First of all, the understanding I have of the
p parameter in
scrypt is that it multiplies the amount of work to do, but in such a way that the additional workloads are independent from each other, and can be run in parallel. With the interpretation of
p cleared out of the way, why is the recommended value still
1? More generally, why is it a good thing that key stretching algorithms are not parallelizable?
From the point of view of an attacker trying to crack a password, it doesn’t matter whether an algorithm is parallelizable. After all, even if the entire algorithm is sequential, the attacker can just crack several different passwords in parallel.
I understand that
scrypt being memory-hard makes it difficult to utilize GPUs for cracking.
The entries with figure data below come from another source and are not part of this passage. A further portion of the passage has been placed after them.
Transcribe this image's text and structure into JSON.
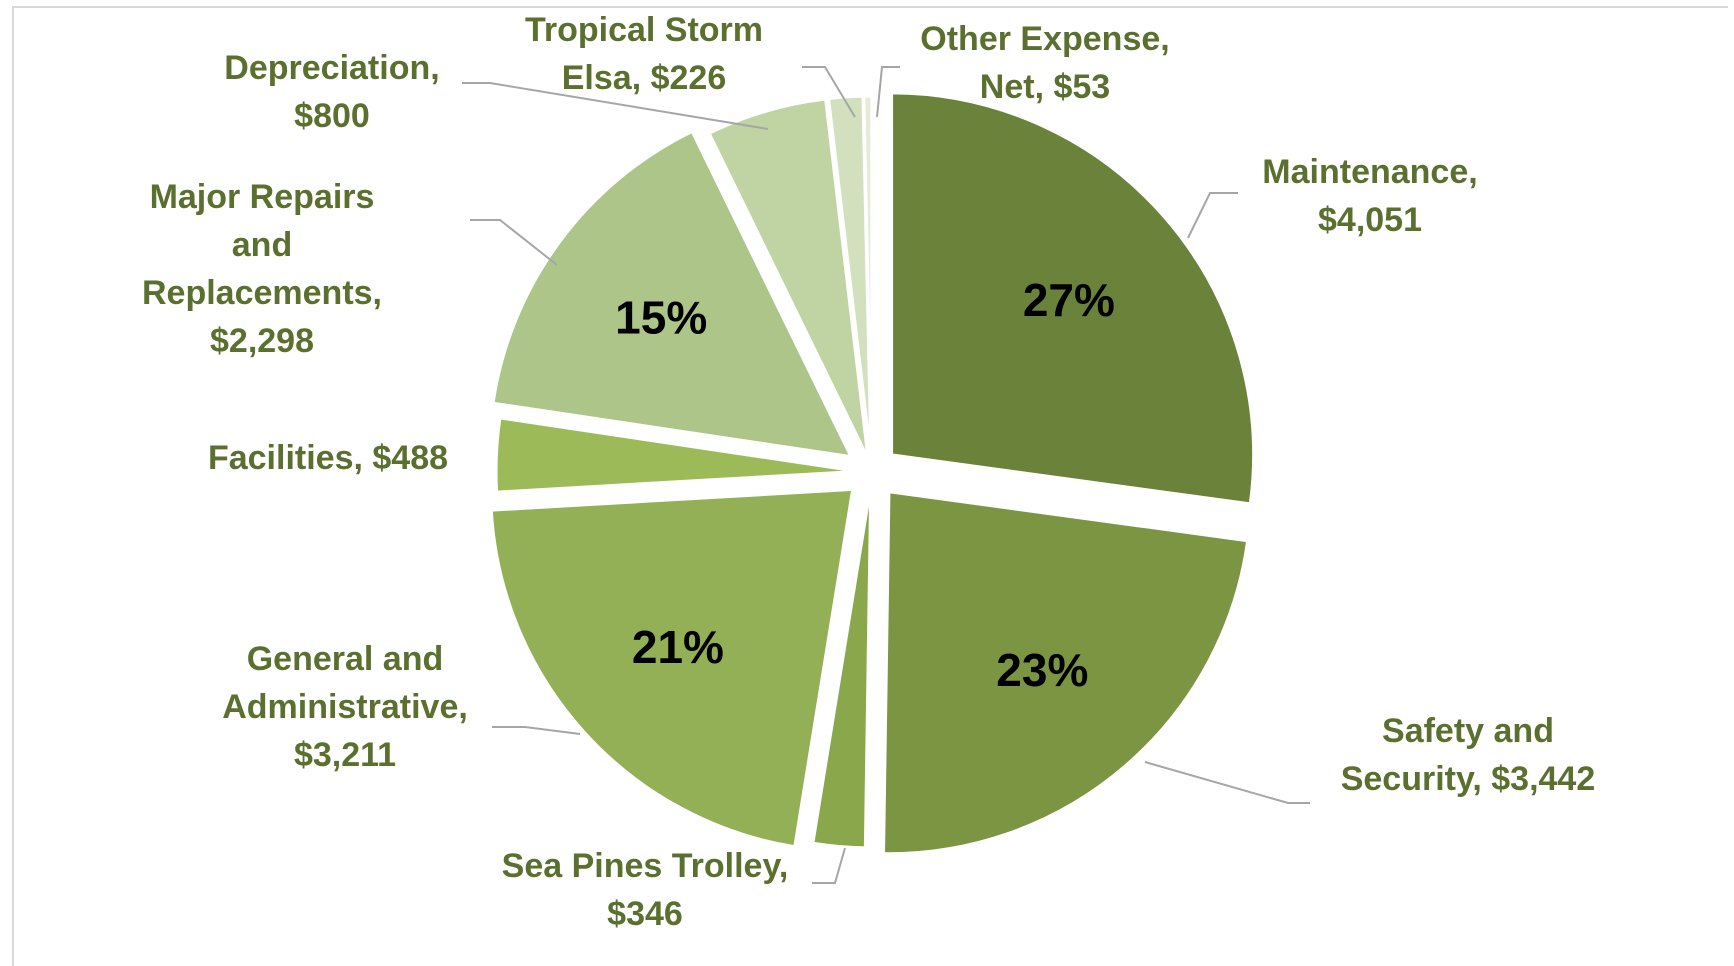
{
  "colors": {
    "label_text": "#5b6f2f",
    "leader_line": "#a6a6a6",
    "separator": "#ffffff",
    "frame_border": "#d9d9d9"
  },
  "chart_data": {
    "type": "pie",
    "title": "",
    "slices": [
      {
        "name": "Maintenance",
        "value": 4051,
        "percent_label": "27%",
        "color": "#6a823a",
        "label_lines": [
          "Maintenance,",
          "$4,051"
        ]
      },
      {
        "name": "Safety and Security",
        "value": 3442,
        "percent_label": "23%",
        "color": "#7b9542",
        "label_lines": [
          "Safety and",
          "Security,  $3,442"
        ]
      },
      {
        "name": "Sea Pines Trolley",
        "value": 346,
        "percent_label": "",
        "color": "#8aa84b",
        "label_lines": [
          "Sea Pines Trolley,",
          "$346"
        ]
      },
      {
        "name": "General and Administrative",
        "value": 3211,
        "percent_label": "21%",
        "color": "#93b057",
        "label_lines": [
          "General and",
          "Administrative,",
          "$3,211"
        ]
      },
      {
        "name": "Facilities",
        "value": 488,
        "percent_label": "",
        "color": "#9cbb58",
        "label_lines": [
          "Facilities,  $488"
        ]
      },
      {
        "name": "Major Repairs and Replacements",
        "value": 2298,
        "percent_label": "15%",
        "color": "#adc588",
        "label_lines": [
          "Major Repairs",
          "and",
          "Replacements,",
          "$2,298"
        ]
      },
      {
        "name": "Depreciation",
        "value": 800,
        "percent_label": "",
        "color": "#bfd3a3",
        "label_lines": [
          "Depreciation,",
          "$800"
        ]
      },
      {
        "name": "Tropical Storm Elsa",
        "value": 226,
        "percent_label": "",
        "color": "#d2e0bd",
        "label_lines": [
          "Tropical Storm",
          "Elsa,  $226"
        ]
      },
      {
        "name": "Other Expense, Net",
        "value": 53,
        "percent_label": "",
        "color": "#e3ecd6",
        "label_lines": [
          "Other Expense,",
          "Net,  $53"
        ]
      }
    ]
  }
}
GPUs have a much greater combined computational power accross its many weak cores than CPUs, but the memory bus is about the same speed, so it levels the ground for authentic users on a CPU and attackers on a GPU.
However, subdividing an
scrypt workload that accesses 256MB of RAM into 4 different parallel
scrypt workloads, accessing 64MB each, would still consume the same amount of memory bandwidth for an attacker, therefore running at the same throughput, while running 4 times faster on a quad+ core CPU for an authentic user.
Is there any fundamental flaw in my logic? Why is the recommended value for
p = 1? Is there any downside I can’t see to increasing